De volgende morgen staan we vroeg op. We hebben nog 37,9 kilometer te gaan. Navigeren is makkelijker geworden doordat we ons kunnen richten op het bergmassief van Patriot Hills. We zien dat het terrein naar beneden afloopt. Bovendien staat er een lichte bries en dus worden de vliegers weer ingezet. Door weer zeer scherp aan de wind te vliegeren weten we redelijk koers te houden. Als het terrein sterker naar beneden afloopt begint daar de wind ook te versnellen. We ruilen onze 32m2 vliegers om voor de 21m2. Maar hoe dichter we bij het bergmassief komen, des te onbetrouwbaarder en turbulenter wordt de wind. Ik besluit te gaan lopen en de vlieger op te bergen. Ik besef maar al te goed dat we de succesvolle terugtocht te danken hebben aan ons geheime wapen, de enorme vlieger van 32m2 meter. De NASA-parawing is van doorslaggevende betekenis geweest. Maar liefst 80% van de tijd hebben we hem kunnen inzetten. Ik zie in de verte dat Marc het ook voor gezien houdt. Hij vertelt me dat hij nog zojuist opgetild werd door de vlieger en maar net een ongeluk wist te voorkomen. We hebben genoeg risico’s genomen. We lopen de laatste kilometers tussen de bergen door naar Patriot Hills.
Het basiskamp van ANI heeft ons met de verrekijker al zien aankomen. Vanuit het niets komen wij als twee zwarte stipjes tevoorschijn aan de horizon. Zelfs als we nog maar vijf kilometer verwijderd zijn duurt het nog meer dan een uur voordat we zien dat er een heel ontvangstcomité ons op staat te wachten. Stafleden en klimmers van Mount Vinson zwaaien naar ons. Met de skistokken in de lucht zwaaien we terug. Rillingen lopen over onze rug. We voelen dat we er gaan komen, we weten wat dit avontuur ons gekost heeft, alle moeilijke momenten schieten als ene film door onze hoofden. We lopen gebroederlijk naast elkaar, slee aan slee. We horen de muziek al, we zien een gezellig kamp met Tibetaanse gebedsvlaggen. De laatste 100 meter kunnen we het niet laten om samen gearmd al rennend met de sledes achter ons aan over de finish te gaan die ze voor ons hebben opgezet. Het idee dat deze reis ten einde is wordt nog onwerkelijker als we een glas champagne in handen gedrukt krijgen. Van alle kanten worden we gefeliciteerd, nauwelijks beseffend wat we hebben neergezet We worden onthaald als “The Flying Dutchmen”.
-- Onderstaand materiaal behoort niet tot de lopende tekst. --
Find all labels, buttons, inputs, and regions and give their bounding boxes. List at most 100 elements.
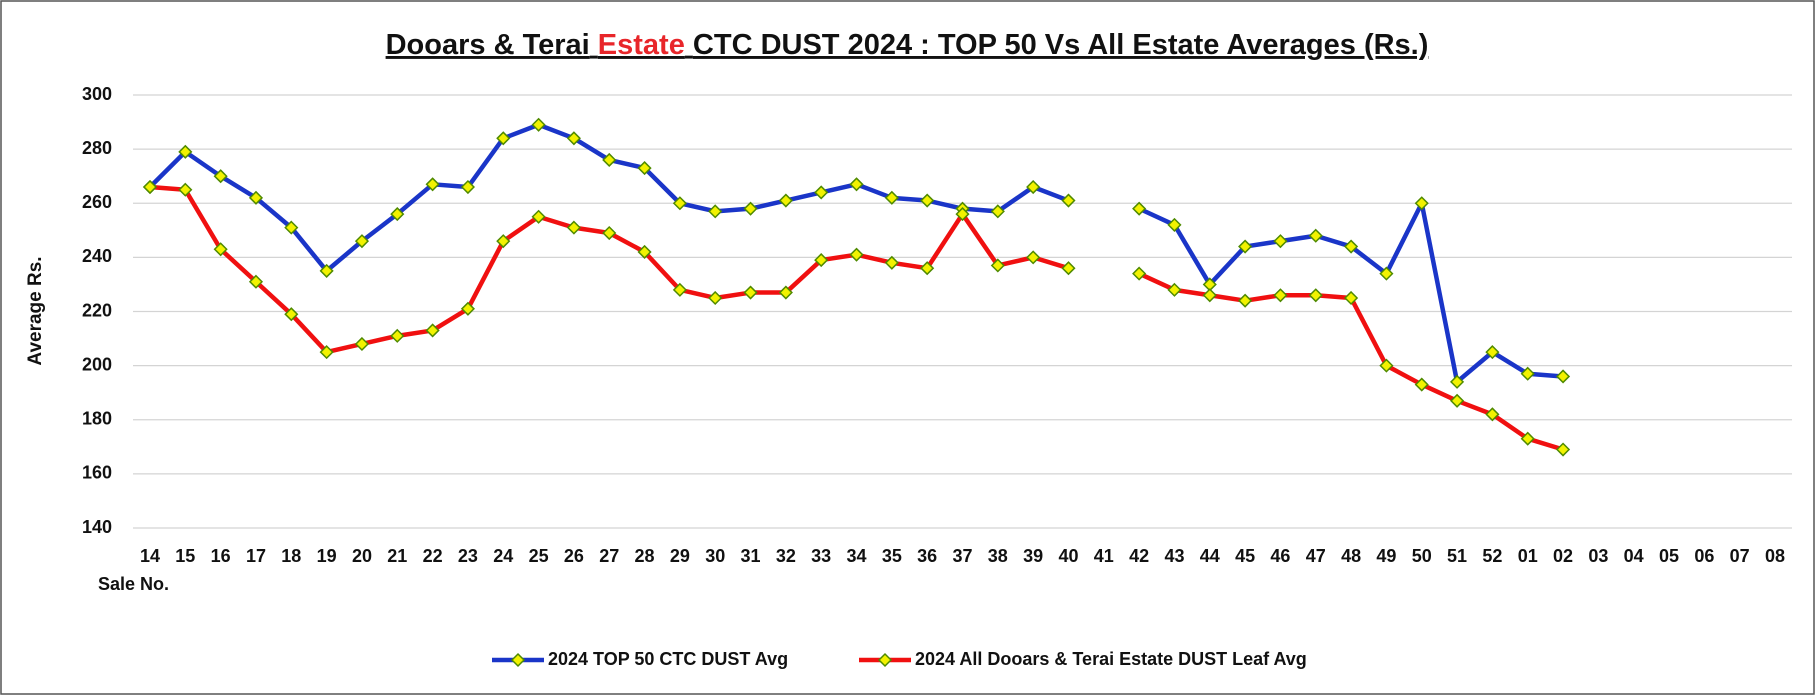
data-point: [1414, 196, 1429, 211]
x-tick-label: 43: [1164, 546, 1184, 566]
data-point: [284, 220, 299, 235]
x-tick-label: 38: [988, 546, 1008, 566]
data-point: [531, 209, 546, 224]
x-tick-label: 19: [317, 546, 337, 566]
x-tick-label: 44: [1200, 546, 1220, 566]
data-point: [743, 285, 758, 300]
data-point: [1167, 217, 1182, 232]
data-point: [531, 117, 546, 132]
x-tick-label: 37: [952, 546, 972, 566]
legend-label: 2024 All Dooars & Terai Estate DUST Leaf…: [915, 649, 1307, 669]
x-tick-label: 41: [1094, 546, 1114, 566]
data-point: [884, 190, 899, 205]
x-tick-label: 29: [670, 546, 690, 566]
legend-marker: [510, 652, 526, 668]
data-point: [425, 323, 440, 338]
data-point: [778, 193, 793, 208]
x-tick-label: 35: [882, 546, 902, 566]
data-point: [1485, 345, 1500, 360]
data-point: [178, 144, 193, 159]
x-tick-label: 32: [776, 546, 796, 566]
data-point: [814, 253, 829, 268]
data-point: [213, 242, 228, 257]
y-tick-label: 300: [82, 84, 112, 104]
data-point: [213, 169, 228, 184]
x-tick-label: 36: [917, 546, 937, 566]
x-tick-label: 31: [741, 546, 761, 566]
data-point: [248, 190, 264, 205]
title-part: CTC DUST 2024 : TOP 50 Vs All Estate Ave…: [693, 29, 1428, 61]
data-point: [1238, 239, 1253, 254]
y-tick-label: 160: [82, 463, 112, 483]
x-tick-label: 15: [175, 546, 195, 566]
data-point: [849, 177, 864, 192]
data-point: [284, 307, 299, 322]
x-tick-label: 24: [493, 546, 513, 566]
data-point: [1520, 431, 1535, 446]
data-point: [1485, 407, 1500, 422]
x-tick-label: 27: [599, 546, 619, 566]
y-tick-label: 240: [82, 246, 112, 266]
data-point: [602, 152, 617, 168]
data-point: [708, 290, 723, 306]
chart-title: Dooars & Terai Estate CTC DUST 2024 : TO…: [386, 29, 1429, 61]
y-tick-label: 180: [82, 409, 112, 429]
x-tick-label: 50: [1412, 546, 1432, 566]
data-point: [884, 255, 899, 270]
data-point: [1061, 261, 1076, 276]
x-tick-label: 42: [1129, 546, 1149, 566]
data-point: [1344, 239, 1359, 254]
data-point: [496, 234, 511, 249]
y-tick-label: 220: [82, 300, 112, 320]
data-point: [990, 204, 1005, 219]
x-tick-label: 28: [635, 546, 655, 566]
data-point: [990, 258, 1005, 273]
data-point: [248, 274, 264, 289]
x-tick-label: 08: [1765, 546, 1785, 566]
data-point: [849, 247, 864, 262]
data-point: [1379, 266, 1394, 281]
data-point: [637, 161, 652, 176]
x-tick-label: 48: [1341, 546, 1361, 566]
data-point: [743, 201, 758, 216]
data-point: [778, 285, 793, 300]
x-tick-label: 01: [1518, 546, 1538, 566]
data-point: [1308, 228, 1323, 243]
title-highlight: Estate: [598, 29, 685, 61]
data-point: [1238, 293, 1253, 308]
data-point: [814, 185, 829, 200]
data-point: [955, 207, 970, 222]
data-point: [1344, 290, 1359, 306]
data-point: [354, 336, 370, 352]
x-tick-label: 46: [1270, 546, 1290, 566]
data-point: [1061, 193, 1076, 208]
y-tick-label: 260: [82, 192, 112, 212]
y-tick-label: 280: [82, 138, 112, 158]
data-point: [1132, 266, 1147, 281]
x-tick-label: 39: [1023, 546, 1043, 566]
x-tick-label: 30: [705, 546, 725, 566]
data-point: [1026, 250, 1041, 265]
data-point: [319, 263, 334, 278]
x-tick-label: 40: [1058, 546, 1078, 566]
data-point: [1273, 288, 1288, 303]
x-tick-label: 14: [140, 546, 160, 566]
data-point: [1132, 201, 1147, 216]
x-tick-label: 02: [1553, 546, 1573, 566]
x-tick-label: 05: [1659, 546, 1679, 566]
data-point: [566, 220, 581, 235]
data-point: [354, 234, 370, 249]
data-point: [425, 177, 440, 192]
x-tick-label: 07: [1730, 546, 1750, 566]
y-tick-label: 140: [82, 517, 112, 537]
data-point: [1414, 377, 1429, 392]
x-tick-label: 18: [281, 546, 301, 566]
x-tick-label: 26: [564, 546, 584, 566]
data-point: [920, 261, 935, 276]
x-tick-label: 16: [211, 546, 231, 566]
data-point: [1555, 369, 1571, 384]
data-point: [460, 301, 475, 316]
x-tick-label: 22: [423, 546, 443, 566]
Op 16 januari, na 18 dagen vliegeren, bereiken we na 69 dagen Patriot Hills weer. Gemiddeld hebben we bijna 64 km per dag afgelegd op de terugweg, tegen 24 km per dag op de heenweg.
Een tocht van 2200 km. We zijn de eerste Nederlanders die zowel de Noord- als de Zuidpool op eigen kracht hebben bereikt. Wereldwijd hebben er meer mensen op de maan gestaan dan op de beide polen. Dat besef maakt onze prestatie uniek op de wereld!